The novel application of the RC framework to analyse the impact of simulation can serve as an example for others interested in examining the role of simulation in affecting relationships and culture at their institution. We found that pairing the narrative surveys with an ethnography, to be uniquely informative in understanding the role of simulation within the overall trauma service and would encourage consideration of this embedded approach. As with many ethnographies, we are left with more questions than answers. Some relate to examining the “dose” of translational simulation required to have a relational impact, while others centre on understanding the granular elements of simulation design, delivery and debriefing that lead to relational outcomes.


The most significant limitation of this work is that the effects of any simulation programme will be dependent on a number of factors including local context, pre-existing relationships, design and delivery. The findings we present are local to our institution and may not translate to other programmes already in existence or developed in the future. Our results show simulation driven movement towards positive relational outcomes but the opposite could also occur under different circumstances. We trust that simulation educators will apply our method, not just focus on our results, in an effort to thoughtfully consider the effect of their local programmes on culture and relationships.

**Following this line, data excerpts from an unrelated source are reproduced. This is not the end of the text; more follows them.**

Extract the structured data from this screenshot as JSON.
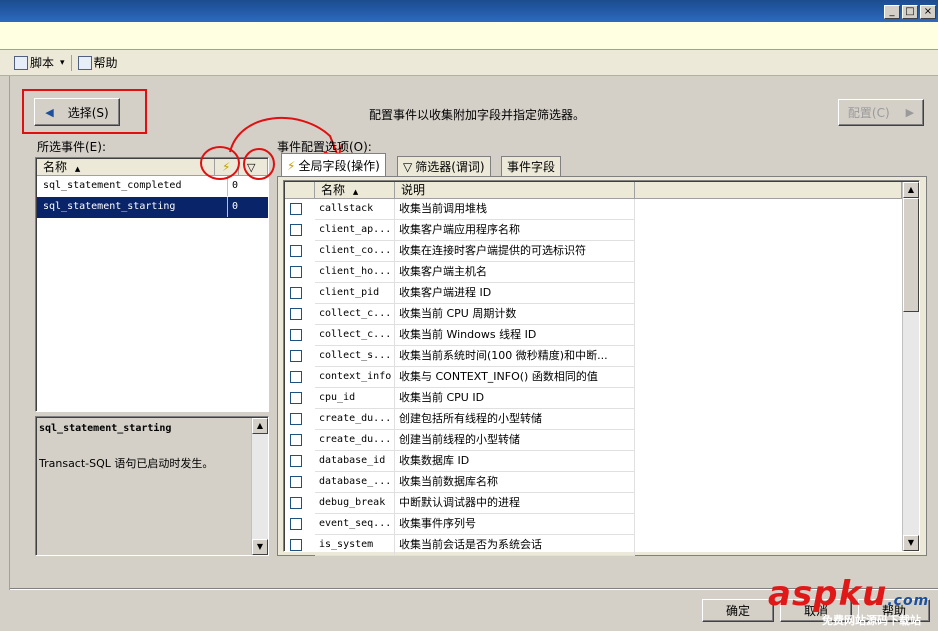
{
  "window": {
    "min": "_",
    "max": "□",
    "close": "×"
  },
  "toolbar": {
    "script_label": "脚本",
    "help_label": "帮助",
    "dropdown_arrow": "▾"
  },
  "nav": {
    "select_label": "选择(S)",
    "configure_label": "配置(C)",
    "description": "配置事件以收集附加字段并指定筛选器。"
  },
  "selected_events": {
    "label": "所选事件(E):",
    "header_name": "名称",
    "sort_icon": "▲",
    "rows": [
      {
        "name": "sql_statement_completed",
        "count": "0",
        "selected": false
      },
      {
        "name": "sql_statement_starting",
        "count": "0",
        "selected": true
      }
    ]
  },
  "event_desc": {
    "title": "sql_statement_starting",
    "text": "Transact-SQL 语句已启动时发生。"
  },
  "config": {
    "label": "事件配置选项(O):",
    "tabs": [
      "全局字段(操作)",
      "筛选器(谓词)",
      "事件字段"
    ],
    "header_name": "名称",
    "header_desc": "说明",
    "rows": [
      {
        "name": "callstack",
        "desc": "收集当前调用堆栈"
      },
      {
        "name": "client_ap...",
        "desc": "收集客户端应用程序名称"
      },
      {
        "name": "client_co...",
        "desc": "收集在连接时客户端提供的可选标识符"
      },
      {
        "name": "client_ho...",
        "desc": "收集客户端主机名"
      },
      {
        "name": "client_pid",
        "desc": "收集客户端进程 ID"
      },
      {
        "name": "collect_c...",
        "desc": "收集当前 CPU 周期计数"
      },
      {
        "name": "collect_c...",
        "desc": "收集当前 Windows 线程 ID"
      },
      {
        "name": "collect_s...",
        "desc": "收集当前系统时间(100 微秒精度)和中断..."
      },
      {
        "name": "context_info",
        "desc": "收集与 CONTEXT_INFO() 函数相同的值"
      },
      {
        "name": "cpu_id",
        "desc": "收集当前 CPU ID"
      },
      {
        "name": "create_du...",
        "desc": "创建包括所有线程的小型转储"
      },
      {
        "name": "create_du...",
        "desc": "创建当前线程的小型转储"
      },
      {
        "name": "database_id",
        "desc": "收集数据库 ID"
      },
      {
        "name": "database_...",
        "desc": "收集当前数据库名称"
      },
      {
        "name": "debug_break",
        "desc": "中断默认调试器中的进程"
      },
      {
        "name": "event_seq...",
        "desc": "收集事件序列号"
      },
      {
        "name": "is_system",
        "desc": "收集当前会话是否为系统会话"
      }
    ]
  },
  "footer": {
    "ok_label": "确定",
    "cancel_label": "取消",
    "help_label": "帮助"
  },
  "watermark": {
    "text": "aspku",
    "suffix": ".com",
    "sub": "免费网站源码下载站"
  },
  "colors": {
    "selection": "#0a246a",
    "annotation": "#e01010"
  }
}
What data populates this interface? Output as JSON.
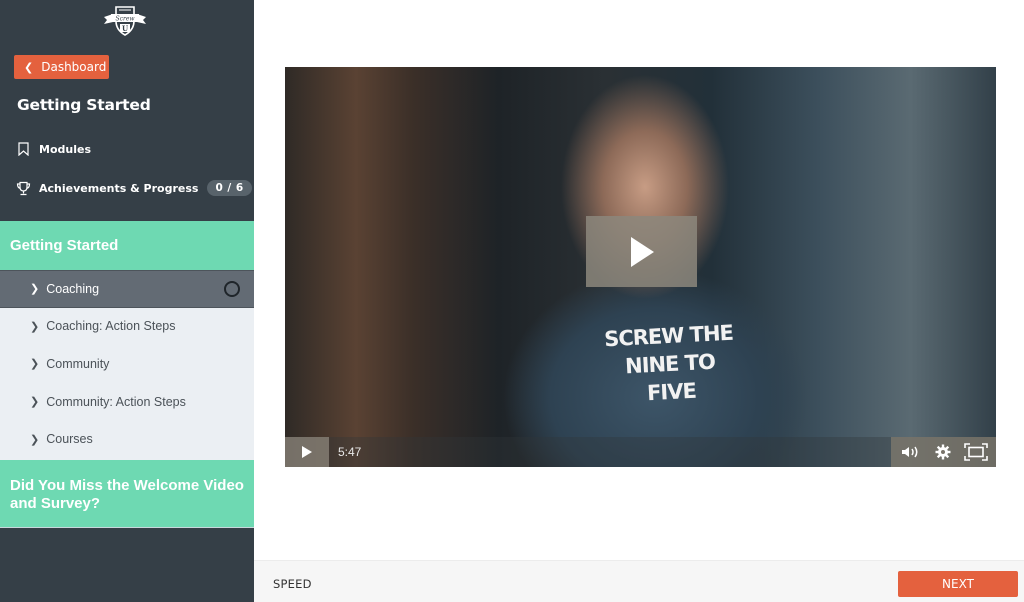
{
  "sidebar": {
    "logo_text": "Screw U",
    "dashboard_label": "Dashboard",
    "course_title": "Getting Started",
    "modules_label": "Modules",
    "achievements_label": "Achievements & Progress",
    "achievements_badge": "0 / 6",
    "sections": [
      {
        "title": "Getting Started",
        "lessons": [
          {
            "label": "Coaching",
            "active": true
          },
          {
            "label": "Coaching: Action Steps"
          },
          {
            "label": "Community"
          },
          {
            "label": "Community: Action Steps"
          },
          {
            "label": "Courses"
          }
        ]
      },
      {
        "title": "Did You Miss the Welcome Video and Survey?"
      }
    ]
  },
  "video": {
    "shirt_text": "SCREW THE NINE TO FIVE",
    "duration": "5:47"
  },
  "footer": {
    "speed_label": "SPEED",
    "next_label": "NEXT"
  },
  "colors": {
    "sidebar_bg": "#353f47",
    "accent_orange": "#e4613e",
    "section_green": "#6ed9b2",
    "active_lesson": "#636b74"
  }
}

Next, the respondents answered survey questions related to trauma simulations after completing the overall RC survey, which included questions focused on their relationships with other trauma providers. This may have primed respondents towards responses focused on relational aspects of care. However, this bias is simply towards the topic of relationships—the extent of positive relational impact and more collaborative culture stands independently. Furthermore, including a less bounded question about individuals’ experiences with trauma simulation might have added to our understanding.

Respondents may have undertaken their simulation experience at any time within the 4 years preceding the survey, and their experience may have been as few as one simulation or as many as 25. These results should therefore be regarded as a review of the programme, rather than any one specific simulation activity.

Finally, the study authors and simulation providers have been focused on relational aspects of care in the design and delivery of trauma simulations, and acknowledge they may be inclined towards interpretation of survey results and field notes in the light of these interests. However, the strength and consistency of those themes and enthusiastic support for the findings in member checks is suggestive that the findings stand on their own.


An established trauma simulation programme can have a profound impact on the relational aspects of care and the development of a collaborative culture. The RC framework—shared knowledge, shared goals and mutual respect in the context of high-quality communication—can provide a common language for simulation educators to design and debrief simulation exercises that aim to have a translational impact. Simulation educators should be deliberate about the foundational team relationship and organisational culture outcomes of the simulation programmes they develop.